Ex-UniCredit CEO Jean Pierre Mustier Said to Plan SPAC
(Bloomberg) -- Ex-UniCredit SpA Chief Executive Officer Jean Pierre Mustier plans to raise funds for a special purpose acquisition company, the latest former top banker to take advantage of the trend for blank check vehicles.
Mustier, who left UniCredit last week after a boardroom power struggle, plans to work on the SPAC with former Bank of America Corp. executive Diego de Giorgi, according to people with knowledge of the matter. The company will invest in financial services, including wealth management and fintechs, the people said, asking not to be identified as the matter is private.
JPMorgan Chase & Co. is advising on the venture, the people said. The bank declined to comment, as did a representative for Mustier.
Mustier joins an ever growing list of former executives seeking to tap into the SPAC trend to help revive their careers after leaving top finance jobs. Ex-Credit Suisse Group AG Chief Executive Officer Tidjane Thiam is planning a $250 million vehicle while ex-Citigroup Inc. banker Michael Klein and former Deutsche Bank AG investment banking head Garth Ritchie have already listed such companies in the U.S.
Ex-Commerzbank CEO Martin Blessing -- who was a co-head of wealth management at UBS -- is also working to raise funds for an SPAC targeting deals in the financial services industry, people familiar said earlier this month.
Mustier announced his departure from UniCredit in November after more than four years at the helm of Italy’s biggest bank, following clashes with board members over strategy. The abrupt resignation came after a tumultuous year for the Italian lender. Like other CEOs, Mustier was forced to scale back the bank’s ambitions because of the coronavirus.

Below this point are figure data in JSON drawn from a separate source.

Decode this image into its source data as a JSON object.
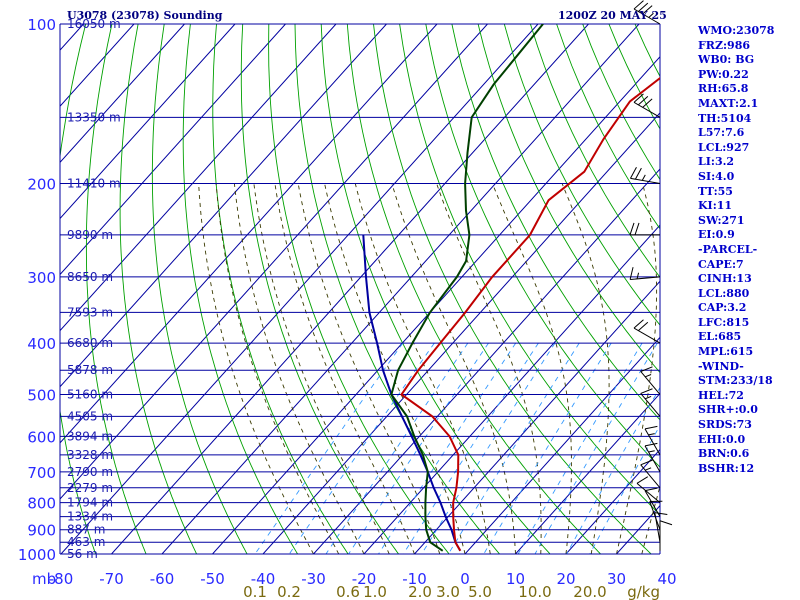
{
  "header": {
    "left_title": "U3078 (23078) Sounding",
    "right_title": "1200Z 20 MAY 25"
  },
  "indices": [
    "WMO:23078",
    "FRZ:986",
    "WB0: BG",
    "PW:0.22",
    "RH:65.8",
    "MAXT:2.1",
    "TH:5104",
    "L57:7.6",
    "LCL:927",
    "LI:3.2",
    "SI:4.0",
    "TT:55",
    "KI:11",
    "SW:271",
    "EI:0.9",
    "-PARCEL-",
    "CAPE:7",
    "CINH:13",
    "LCL:880",
    "CAP:3.2",
    "LFC:815",
    "EL:685",
    "MPL:615",
    "-WIND-",
    "STM:233/18",
    "HEL:72",
    "SHR+:0.0",
    "SRDS:73",
    "EHI:0.0",
    "BRN:0.6",
    "BSHR:12"
  ],
  "colors": {
    "grid": "#0000a0",
    "isotherm": "#0000a0",
    "dry_adiabat": "#00a000",
    "moist_adiabat": "#3a3a00",
    "mixing_ratio": "#3399ff",
    "temperature": "#c00000",
    "dewpoint": "#004000",
    "parcel": "#0000a0",
    "wind": "#000000",
    "axis_label": "#2a2aff",
    "mixing_label": "#7a6a10"
  },
  "chart_data": {
    "type": "skew-t",
    "y_axis_unit_label": "mb",
    "x_axis_unit_label": "g/kg",
    "pressure_levels": [
      100,
      200,
      300,
      400,
      500,
      600,
      700,
      800,
      900,
      1000
    ],
    "temperature_ticks": [
      -80,
      -70,
      -60,
      -50,
      -40,
      -30,
      -20,
      -10,
      0,
      10,
      20,
      30,
      40
    ],
    "temperature_tick_labels": [
      "-80",
      "-70",
      "-60",
      "-50",
      "-40",
      "-30",
      "-20",
      "-10",
      "0",
      "10",
      "20",
      "30",
      "40"
    ],
    "mixing_ratio_labels": [
      "0.1",
      "0.2",
      "0.6",
      "1.0",
      "2.0",
      "3.0",
      "5.0",
      "10.0",
      "20.0"
    ],
    "height_labels": [
      {
        "p": 100,
        "label": "16050 m"
      },
      {
        "p": 150,
        "label": "13350 m"
      },
      {
        "p": 200,
        "label": "11410 m"
      },
      {
        "p": 250,
        "label": "9890 m"
      },
      {
        "p": 300,
        "label": "8650 m"
      },
      {
        "p": 350,
        "label": "7593 m"
      },
      {
        "p": 400,
        "label": "6680 m"
      },
      {
        "p": 450,
        "label": "5878 m"
      },
      {
        "p": 500,
        "label": "5160 m"
      },
      {
        "p": 550,
        "label": "4505 m"
      },
      {
        "p": 600,
        "label": "3894 m"
      },
      {
        "p": 650,
        "label": "3328 m"
      },
      {
        "p": 700,
        "label": "2790 m"
      },
      {
        "p": 750,
        "label": "2279 m"
      },
      {
        "p": 800,
        "label": "1794 m"
      },
      {
        "p": 850,
        "label": "1334 m"
      },
      {
        "p": 900,
        "label": "887 m"
      },
      {
        "p": 950,
        "label": "463 m"
      },
      {
        "p": 1000,
        "label": "56 m"
      }
    ],
    "temperature_profile": [
      [
        100,
        -49
      ],
      [
        125,
        -46
      ],
      [
        140,
        -48
      ],
      [
        165,
        -46.5
      ],
      [
        190,
        -44.5
      ],
      [
        215,
        -46.5
      ],
      [
        250,
        -44
      ],
      [
        300,
        -44
      ],
      [
        350,
        -43
      ],
      [
        400,
        -42.5
      ],
      [
        450,
        -42
      ],
      [
        500,
        -41
      ],
      [
        550,
        -31
      ],
      [
        600,
        -24
      ],
      [
        650,
        -19
      ],
      [
        700,
        -16
      ],
      [
        750,
        -13.5
      ],
      [
        800,
        -11.5
      ],
      [
        850,
        -9
      ],
      [
        900,
        -6.5
      ],
      [
        950,
        -4
      ],
      [
        986,
        -1.5
      ]
    ],
    "dewpoint_profile": [
      [
        100,
        -79
      ],
      [
        130,
        -78
      ],
      [
        150,
        -76.5
      ],
      [
        175,
        -71
      ],
      [
        200,
        -66
      ],
      [
        225,
        -61
      ],
      [
        250,
        -56
      ],
      [
        280,
        -52
      ],
      [
        300,
        -51
      ],
      [
        350,
        -50
      ],
      [
        400,
        -48
      ],
      [
        450,
        -46
      ],
      [
        500,
        -43
      ],
      [
        550,
        -36
      ],
      [
        600,
        -31
      ],
      [
        650,
        -26
      ],
      [
        700,
        -22
      ],
      [
        750,
        -19.5
      ],
      [
        800,
        -17
      ],
      [
        850,
        -14.5
      ],
      [
        900,
        -12
      ],
      [
        950,
        -9
      ],
      [
        986,
        -5
      ]
    ],
    "parcel_path": [
      [
        986,
        -1.5
      ],
      [
        950,
        -4
      ],
      [
        900,
        -7
      ],
      [
        850,
        -10.5
      ],
      [
        800,
        -14
      ],
      [
        750,
        -18
      ],
      [
        700,
        -22
      ],
      [
        650,
        -26.5
      ],
      [
        600,
        -31.5
      ],
      [
        550,
        -37
      ],
      [
        500,
        -43
      ],
      [
        450,
        -49
      ],
      [
        400,
        -55
      ],
      [
        350,
        -62
      ],
      [
        300,
        -69
      ],
      [
        250,
        -77
      ]
    ],
    "wind_barbs": [
      {
        "p": 100,
        "dir": 300,
        "spd": 35
      },
      {
        "p": 150,
        "dir": 300,
        "spd": 30
      },
      {
        "p": 200,
        "dir": 280,
        "spd": 25
      },
      {
        "p": 250,
        "dir": 270,
        "spd": 20
      },
      {
        "p": 300,
        "dir": 265,
        "spd": 15
      },
      {
        "p": 400,
        "dir": 300,
        "spd": 20
      },
      {
        "p": 500,
        "dir": 320,
        "spd": 15
      },
      {
        "p": 550,
        "dir": 320,
        "spd": 15
      },
      {
        "p": 650,
        "dir": 330,
        "spd": 15
      },
      {
        "p": 700,
        "dir": 330,
        "spd": 15
      },
      {
        "p": 750,
        "dir": 320,
        "spd": 15
      },
      {
        "p": 800,
        "dir": 310,
        "spd": 10
      },
      {
        "p": 850,
        "dir": 330,
        "spd": 10
      },
      {
        "p": 900,
        "dir": 340,
        "spd": 10
      },
      {
        "p": 950,
        "dir": 350,
        "spd": 10
      },
      {
        "p": 986,
        "dir": 0,
        "spd": 10
      }
    ]
  }
}
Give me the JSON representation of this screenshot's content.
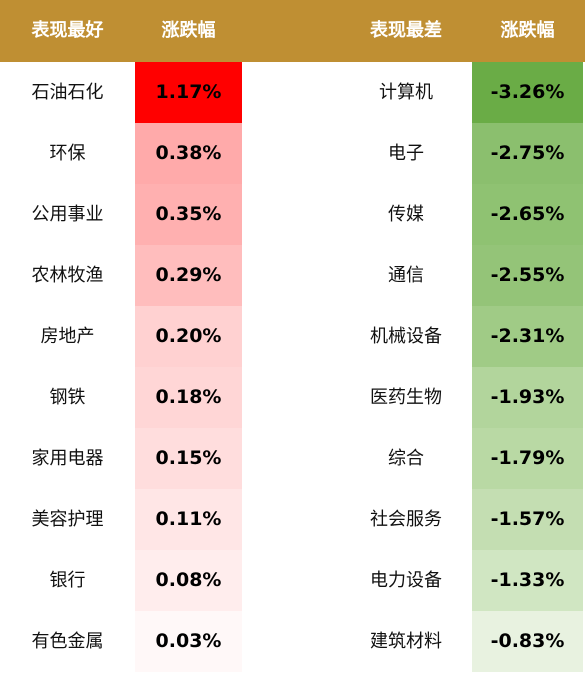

He’s set to be replaced at UniCredit by former UBS Group AG investment banker Andrea Orcel. After Mustier’s resignation, De Giorgi had been cited among the early names as a potential CEO candidate. Ranieri de Marchis is taking over as interim general manager until Orcel takes over.
Blank check companies raised a record $101 billion from listings last year, the bulk of it from the U.S., according to data compiled by Bloomberg. European billionaires and bankers are now lining up their own listings in the region, with more expected this year.